Der letzte Kick kam, für mein Empfinden, mal wieder über den alten Trick zum LAB Farbraum zu wechseln und eine symmetrische Anpassung der Gradation für a und b vorzunehmen – das verleiht den Farben gerne noch den letzten Kick strahlender Sättigung ohne überzulaufen. Damit leuchten dann auch die final exportierten sRGB-JPGs ganz gut imho.
Lustig dass sie so einen Stietz hat der sich aus der Blüte erhebt. Aber wirklich nur einen - andere Vertreterinnen der gleichen Sorte zeigten den identisch. Im Kelch schwappt unten auch noch ein wenig Wasser herum. Nach dem Regen war auch absolut kein Dreck mehr zu entfernen, ich glaube ich habe drei Staubkörnchen weggestempelt.
Zum LAB Farbraum gibt's zu viel Info, als dass man das mal eben in einem Kommentar festhalten könnte... Wenn es dich interessiert kannst Du zum Beispiel mal hier einsteigen:
Wenn man die Farben einfach nur pushen will, ohne die Balance insgesamt zu ändern muss man a und b identisch bearbeiten, damit die Linie noch exakt durch den Nullpunkt in der Mitte geht. Ganz simpel ausgedrückt.

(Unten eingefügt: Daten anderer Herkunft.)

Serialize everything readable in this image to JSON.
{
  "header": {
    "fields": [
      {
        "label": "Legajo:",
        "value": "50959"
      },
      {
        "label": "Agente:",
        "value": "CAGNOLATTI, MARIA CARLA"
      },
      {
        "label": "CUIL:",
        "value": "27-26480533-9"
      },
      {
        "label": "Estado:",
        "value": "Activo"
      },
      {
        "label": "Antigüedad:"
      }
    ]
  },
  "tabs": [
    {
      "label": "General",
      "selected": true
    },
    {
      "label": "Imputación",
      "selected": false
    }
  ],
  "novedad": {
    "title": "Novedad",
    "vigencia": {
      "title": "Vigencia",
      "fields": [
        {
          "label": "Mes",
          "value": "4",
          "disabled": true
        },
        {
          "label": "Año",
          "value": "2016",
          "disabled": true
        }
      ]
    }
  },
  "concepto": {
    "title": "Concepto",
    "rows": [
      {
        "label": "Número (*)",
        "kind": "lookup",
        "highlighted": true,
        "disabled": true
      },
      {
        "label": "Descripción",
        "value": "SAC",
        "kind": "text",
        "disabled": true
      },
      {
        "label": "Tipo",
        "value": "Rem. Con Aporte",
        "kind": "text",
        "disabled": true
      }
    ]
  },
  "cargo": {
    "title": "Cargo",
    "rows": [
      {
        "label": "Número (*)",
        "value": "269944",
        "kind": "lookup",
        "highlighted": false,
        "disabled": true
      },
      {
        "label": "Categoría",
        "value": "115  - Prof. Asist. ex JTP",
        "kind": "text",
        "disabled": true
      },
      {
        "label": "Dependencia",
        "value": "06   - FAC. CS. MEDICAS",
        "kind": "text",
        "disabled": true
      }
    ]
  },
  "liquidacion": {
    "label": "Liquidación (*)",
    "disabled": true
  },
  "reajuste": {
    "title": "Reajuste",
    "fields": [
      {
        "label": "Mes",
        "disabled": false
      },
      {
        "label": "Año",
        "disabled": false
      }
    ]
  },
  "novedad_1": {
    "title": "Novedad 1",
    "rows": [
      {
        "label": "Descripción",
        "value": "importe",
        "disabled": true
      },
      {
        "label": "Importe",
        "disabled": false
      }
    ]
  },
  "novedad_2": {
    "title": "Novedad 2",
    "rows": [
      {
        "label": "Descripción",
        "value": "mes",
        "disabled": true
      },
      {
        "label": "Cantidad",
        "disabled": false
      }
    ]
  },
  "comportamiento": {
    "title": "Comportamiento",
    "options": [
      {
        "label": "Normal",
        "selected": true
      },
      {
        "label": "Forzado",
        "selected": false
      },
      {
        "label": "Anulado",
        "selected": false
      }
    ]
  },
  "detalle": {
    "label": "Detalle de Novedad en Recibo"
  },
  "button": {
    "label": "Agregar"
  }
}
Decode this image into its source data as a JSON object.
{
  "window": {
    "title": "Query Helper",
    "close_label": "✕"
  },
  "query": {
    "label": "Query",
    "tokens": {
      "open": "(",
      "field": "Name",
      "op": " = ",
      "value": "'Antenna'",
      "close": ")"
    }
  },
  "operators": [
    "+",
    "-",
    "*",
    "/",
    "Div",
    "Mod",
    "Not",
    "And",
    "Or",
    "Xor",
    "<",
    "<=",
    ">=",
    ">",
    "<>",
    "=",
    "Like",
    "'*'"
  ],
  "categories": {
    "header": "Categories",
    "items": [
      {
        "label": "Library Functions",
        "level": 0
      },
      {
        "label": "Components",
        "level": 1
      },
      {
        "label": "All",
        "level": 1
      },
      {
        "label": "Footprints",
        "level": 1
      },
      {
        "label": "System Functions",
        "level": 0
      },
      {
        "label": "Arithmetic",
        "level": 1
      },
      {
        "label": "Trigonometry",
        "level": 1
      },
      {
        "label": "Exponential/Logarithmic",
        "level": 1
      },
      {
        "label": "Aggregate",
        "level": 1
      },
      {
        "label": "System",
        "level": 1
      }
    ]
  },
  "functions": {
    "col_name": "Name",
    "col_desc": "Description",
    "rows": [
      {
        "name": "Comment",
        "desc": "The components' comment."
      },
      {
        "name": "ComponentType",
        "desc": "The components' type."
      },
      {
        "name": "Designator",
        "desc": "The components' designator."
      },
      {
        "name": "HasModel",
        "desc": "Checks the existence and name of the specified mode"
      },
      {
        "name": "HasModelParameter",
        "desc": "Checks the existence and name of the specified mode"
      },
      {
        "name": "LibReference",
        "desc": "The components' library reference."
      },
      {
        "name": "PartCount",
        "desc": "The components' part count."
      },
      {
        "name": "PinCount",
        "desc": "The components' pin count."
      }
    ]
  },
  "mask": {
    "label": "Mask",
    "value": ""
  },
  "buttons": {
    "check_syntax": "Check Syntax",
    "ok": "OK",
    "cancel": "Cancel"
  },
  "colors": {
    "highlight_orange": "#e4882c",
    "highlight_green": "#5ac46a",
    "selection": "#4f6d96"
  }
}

Die Bearbeitung damit ist aber in gewisser Weise eher oldschool und stammt aus der Zeit als man noch keine KI gestützte Objektselektion und so fein abgestufte Farbbearbeitung in den RGB Modi hatte, heute muss man dies eigentlich nicht mehr verwenden...aber vor 15 Jahren und mehr war das ein wertvolles Wissen und man konnte Dinge bezüglich Farben oft ohne jede Auswahl abstimmen.
Wenn man mit der Bea fertig war kann man einfach immer wieder in RGB zurück wechseln und verliert nie Farbinformation, weil der LAB Farbraum viel größer als RGB ist. Leider gibt es im Desktop editing aber keine Möglichkeit den Farbumfang von LAB wirklich real darzustellen, daher muss man da mit der Prämisse "weniger ist oft mehr" rangehen, sonst kann auch ziemlich viel kapott gehen. Vor allem wenn es um print geht.